When kitty comes home, start your cat in a small area or room before giving him/her the run of the house. They adapt much better as they get use to the smells and noises. If you cat wants to hide, let him/her. Give her time to get used to the new surrounding and be patient.
If you have other pets, please read our blog posts on how to integrate them slowly. Throwing pets together almost always ends in disaster for all.

Kitten Adopters

Here are some hints to help your kitten adapt to your home.

  1. Minimize Stress: Stress negatively affects the immune system. Kittens are especially susceptible to diarrhea and illness, so it is important to minimize the amount of stress your kitten receives. Keep your kitten healthy by allowing her to sleep as much as she wants, avoid over-handling and introductions to friends, and don’t take your kitten to public places. Remember to exercise your kitten when she’s awake because exercise can help boost the immune system. Just remember not to overdo it!
  2. Do not integrate all your pets together immediately. Let your kittens get used to the new surroundings and then slowly integrate with other pets (please read our blog posts on this process as it is crucial). Don’t leave kittens alone with dogs (even senior ones) for the first few weeks and ALWAYS ensure that kittens have a high place to climb to escape any other pet who may show annoyance or aggression with them. Problems can escalate quickly to tragic results.

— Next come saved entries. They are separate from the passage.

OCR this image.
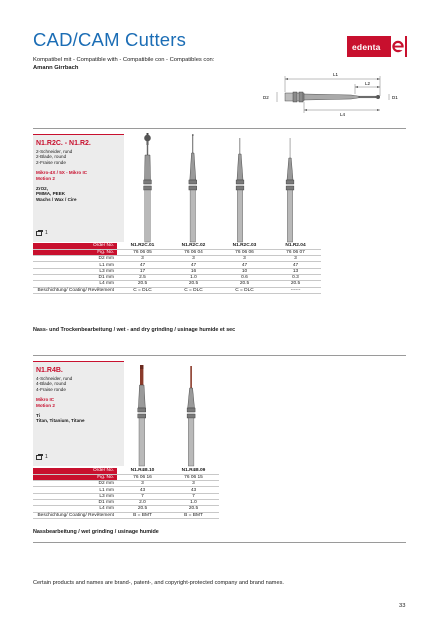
CAD/CAM Cutters	edenta
Kompatibel mit - Compatible with - Compatibile con - Compatibles con:
Amann Girrbach
L1
L2
L4
D2	D1
N1.R2C. - N1.R2.
2-Schneider, rund
2-Blade, round
2-Fraise ronde
Mikro-4X / 5X - Mikro IC
Motion 2
ZrO2,
PMMA, PEEK
Wachs / Wax / Cire
1
Order No.	N1.R2C.01	N1.R2C.02	N1.R2C.03	N1.R2.04
Fig. No.	76 06 05	76 06 04	76 06 06	76 06 07
D2 mm	3	3	3	3
L1 mm	47	47	47	47
L3 mm	17	16	10	13
D1 mm	2.5	1.0	0.6	0.3
L4 mm	20.5	20.5	20.5	20.5
Beschichtung/ Coating/ Revêtement	C = DLC	C = DLC	C = DLC	------
Nass- und Trockenbearbeitung / wet - and dry grinding / usinage humide et sec
N1.R4B.
4-Schneider, rund
4-Blade, round
4-Fraise ronde
Mikro IC
Motion 2
Ti
Titan, Titanium, Titane
1
Order No.	N1.R4B.10	N1.R4B.09
Fig. No.	76 06 16	76 06 15
D2 mm	3	3
L1 mm	43	43
L3 mm	7	7
D1 mm	2.0	1.0
L4 mm	20.5	20.5
Beschichtung/ Coating/ Revêtement	B = BMT	B = BMT
Nassbearbeitung / wet grinding / usinage humide
Certain products and names are brand-, patent-, and copyright-protected company and brand names.
33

  3. Don’t feed milk: Cow’s milk is designed for calves, not kittens. Your kitten cannot digest cow’s milk very well, and the resulting diarrhea can quickly cause life-threatening dehydration.
  4. Feed canned food: To ensure your kitten is eating and to prevent dehydration, start your kitten off with canned food twice a day mixed in with some dry food to help maintain tooth and gum health. As s/he grows strong, you can adjust the wet amount of wet food if your cat doesn’t like it but never eliminate it from their diet. Remember not to make any sudden changes in your kitten’s diet. Doing this will upset your kitten’s digestive tract and can lead to diarrhea.

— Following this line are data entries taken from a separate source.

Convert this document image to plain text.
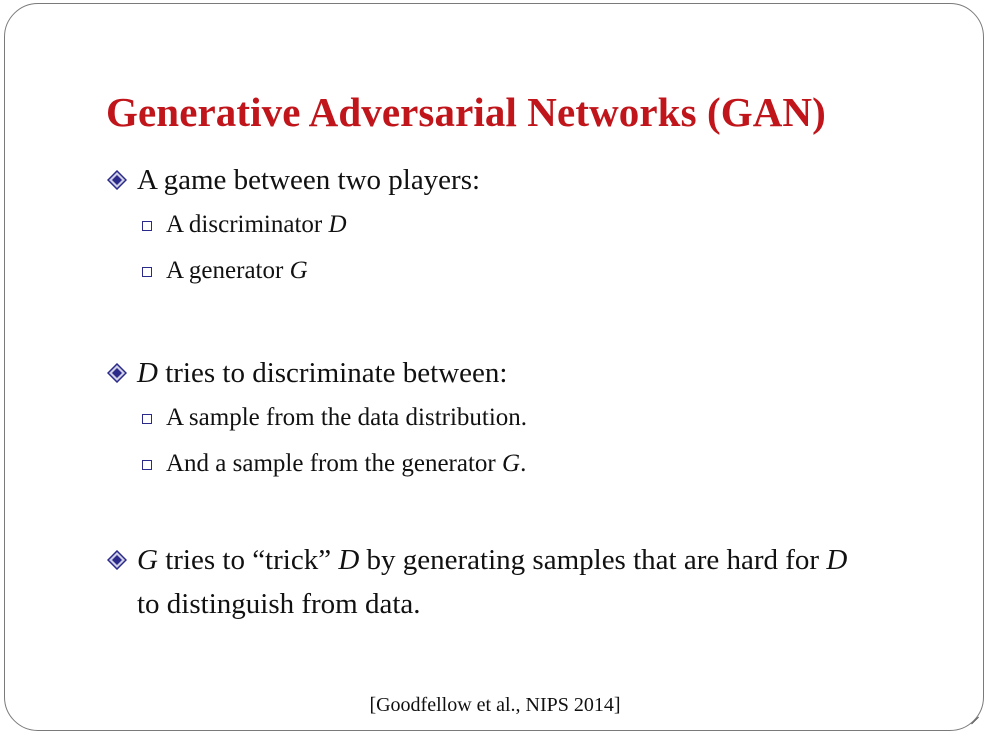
Generative Adversarial Networks (GAN)
A game between two players:
A discriminator D
A generator G
D tries to discriminate between:
A sample from the data distribution.
And a sample from the generator G.
G tries to “trick” D by generating samples that are hard for D
to distinguish from data.
[Goodfellow et al., NIPS 2014]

  5. Keep the litterbox nearby: Active kittens may ‘forget’ where the litterbox is located so be sure to confine your kitten to a small room for the first few days. Gradually increase the amount of space your kitten can explore. Once allowed to roam the house, take your kitten back to the litterbox on a regular basis until you’re sure s/he knows how where to go. You may also want to consider adding a second or third litterbox. Kitten’s bladders are tiny and they may not be able to make it back to the litterbox if there is only one in the house.

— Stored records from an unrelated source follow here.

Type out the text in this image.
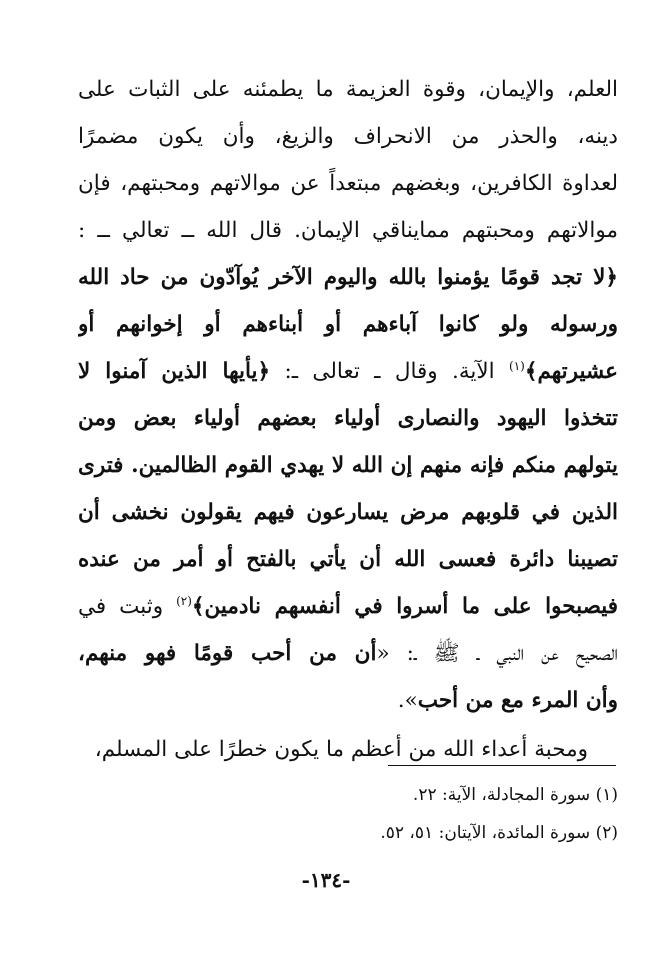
العلم، والإيمان، وقوة العزيمة ما يطمئنه على الثبات على
دينه، والحذر من الانحراف والزيغ، وأن يكون مضمرًا
لعداوة الكافرين، وبغضهم مبتعداً عن موالاتهم ومحبتهم، فإن
موالاتهم ومحبتهم ممايناقي الإيمان. قال الله ــ تعالي ــ :
﴿لا تجد قومًا يؤمنوا بالله واليوم الآخر يُوآدّون من حاد الله
ورسوله ولو كانوا آباءهم أو أبناءهم أو إخوانهم أو
عشيرتهم﴾$^{(١)}$ الآية. وقال ـ تعالى ـ: ﴿يأيها الذين آمنوا لا
تتخذوا اليهود والنصارى أولياء بعضهم أولياء بعض ومن
يتولهم منكم فإنه منهم إن الله لا يهدي القوم الظالمين. فترى
الذين في قلوبهم مرض يسارعون فيهم يقولون نخشى أن
تصيبنا دائرة فعسى الله أن يأتي بالفتح أو أمر من عنده
فيصبحوا على ما أسروا في أنفسهم نادمين﴾$^{(٢)}$ وثبت في
الصحيح عن النبي ـ ﷺ ـ: «أن من أحب قومًا فهو منهم،
وأن المرء مع من أحب».
ومحبة أعداء الله من أعظم ما يكون خطرًا على المسلم،
(١) سورة المجادلة، الآية: ٢٢.
(٢) سورة المائدة، الآيتان: ٥١، ٥٢.
-١٣٤-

  6. Kitten-proof your home: Just as you wouldn’t leave a toddler unattended in your home, a kitten should be supervised at all times. If left alone during the day, confine your kitten to a bathroom (keep the toilet lid down!) or bedroom. Be aware of dangers such as electrical cords, drapery cords, and small objects that can be swallowed.
  7. Follow up with your veterinarian: Seek vet care immediately if your kitten is listless, stops eating, has diarrhea, or is showing signs of upper respiratory illness (runny nose, sneezing). Kittens crash quickly so don’t disregard any sign of illness. If the kitten is having issues walking or eating or lethargic, get the kitten to a vet immediately.